8. Resacralización de la naturaleza. Cuando sentimos al cuerpo como nuestro hogar, también podemos recuperar el mundo natural como nuestra tierra madre. Este ‘enraizamiento doble’ en nuestro cuerpo y en la tierra no solo cura radicalmente el extrañamiento entre identidad moderna y naturaleza, sino que también supera la alienación espiritual –a menudo manifestada como ‘ansiedad difusa’– intrínseca a la prevalente condición humana de encarnación ralentizada o incompleta.
9. Compromiso social. Un ser humano completo reconoce que, de manera fundamental, somos nuestras relaciones con el mundo humano y no humano; este reconocimiento está vinculado inevitablemente con un compromiso para la transformación social. Dada nuestra crisis global actual, una espiritualidad encarnada no puede mantenerse divorciada del compromiso por una transformación social, política y ecológica, tome esta la forma que tome.
10. Integración de materia y consciencia. Existe una creencia –consciente o inconsciente– de que todo lo relacionado con la materia no mantiene relación con el Misterio. Esta creencia, a su vez, confirma que la materia y el Espíritu son dos dimensiones antagónicas. Entonces surge la necesidad de abandonar o condicionar la dimensión material con el fin de fortificar la espiritual. La espiritualidad encarnada busca una integración progresiva de materia y conciencia, lo que en última instancia puede llevarnos a un estado que denominaríamos de ‘materia consciente’.

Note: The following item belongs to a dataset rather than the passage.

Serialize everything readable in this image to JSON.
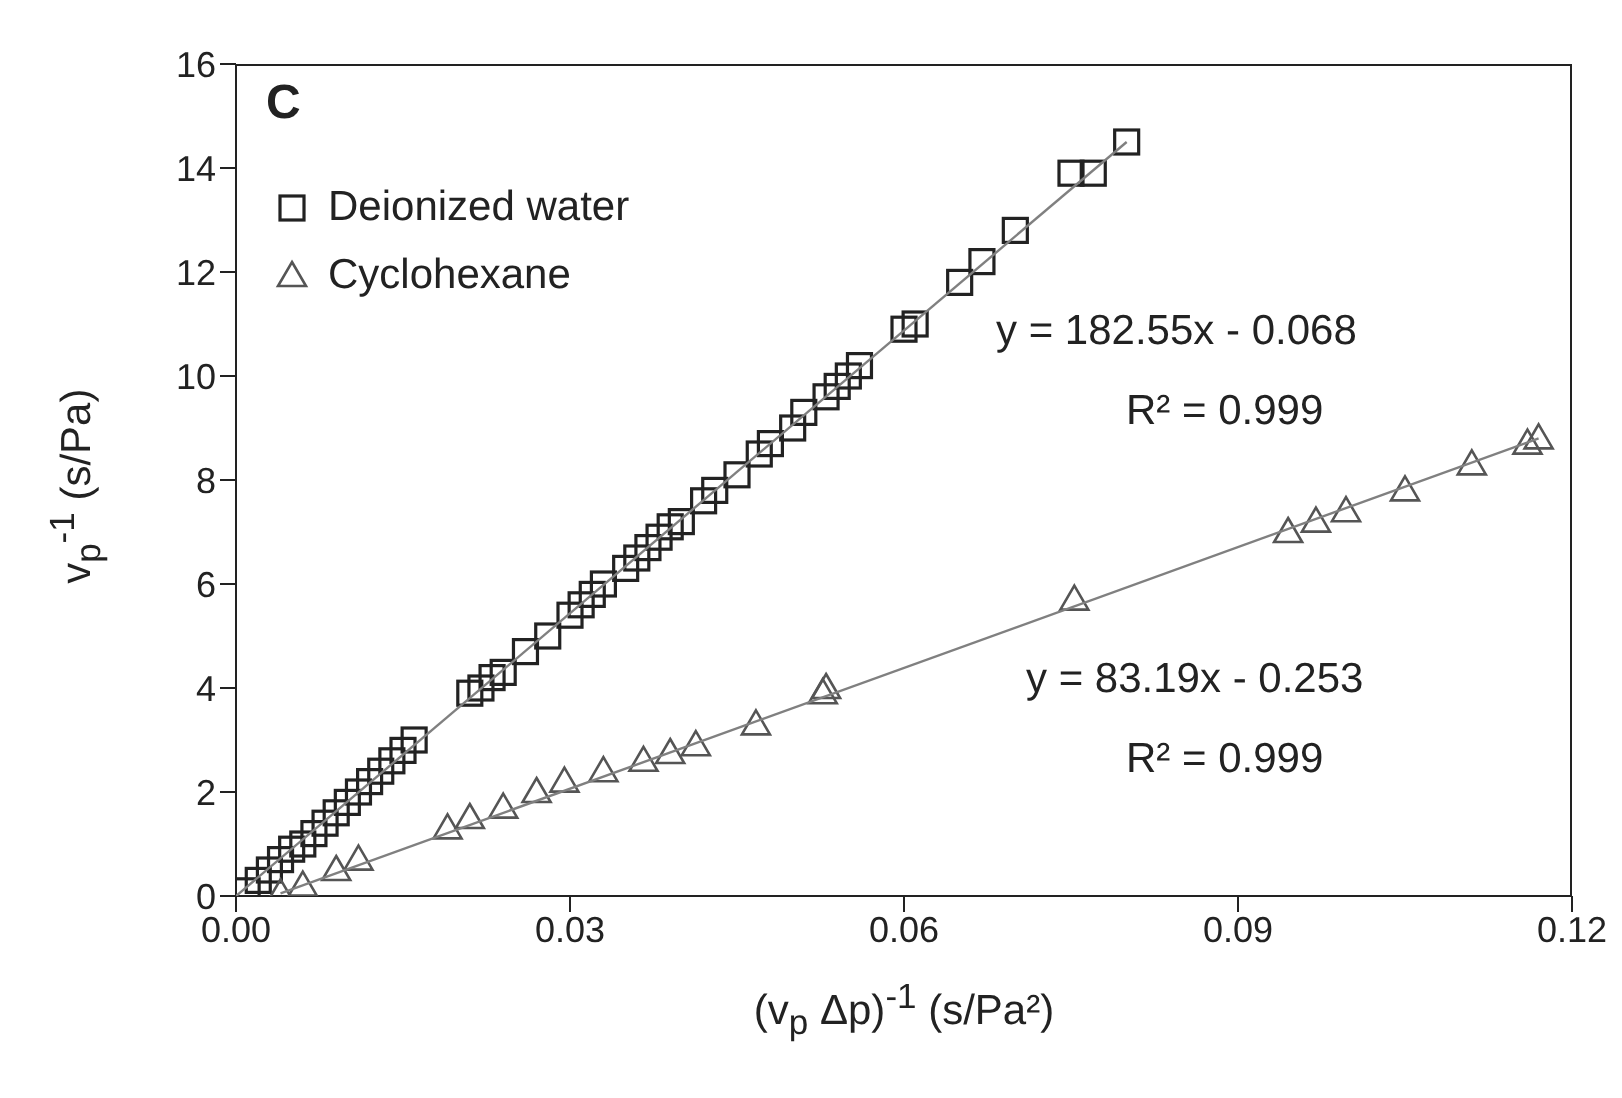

En última instancia, la espiritualidad encarnada busca catalizar la emergencia de seres humanos completos: seres que, manteniéndose enraizados en sus cuerpos, en la tierra y en una vida espiritual inmanente, han hecho todos sus atributos permeables a las energías espirituales trascendentes, y cooperan solidariamente con otros en la transformación espiritual del ser, de la comunidad y del mundo.
ACERCA DEL AUTOR
Jorge N. Ferrer es doctor y profesor de los departamentos de East-West Psychology (EWP) e Integral and Transpersonal Psychology (ITP) del California Institute of Integral Studies (CIIS), San Francisco. Es autor de Revisioning transpersonal theory: a participatory vision of human spirituality (State University of New York Press, 2002) y coeditor de The participatory turn: spirituality, mysticism, religious studies (State University of New York Press, 2008), publicados en español por la editorial Kairós con los títulos Espiritualiad creativa y El giro participativo. Su último libro, Participation and the Mystery: Transpersonal Essays in Psychology, Education, and Religion, fue publicado en 2017 por State University of New York Press. En 2009 fue seleccionado como consejero de la organización Religiones para la Paz de las Naciones Unidas en un proyecto centrado en la resolución del conflicto interreligioso global.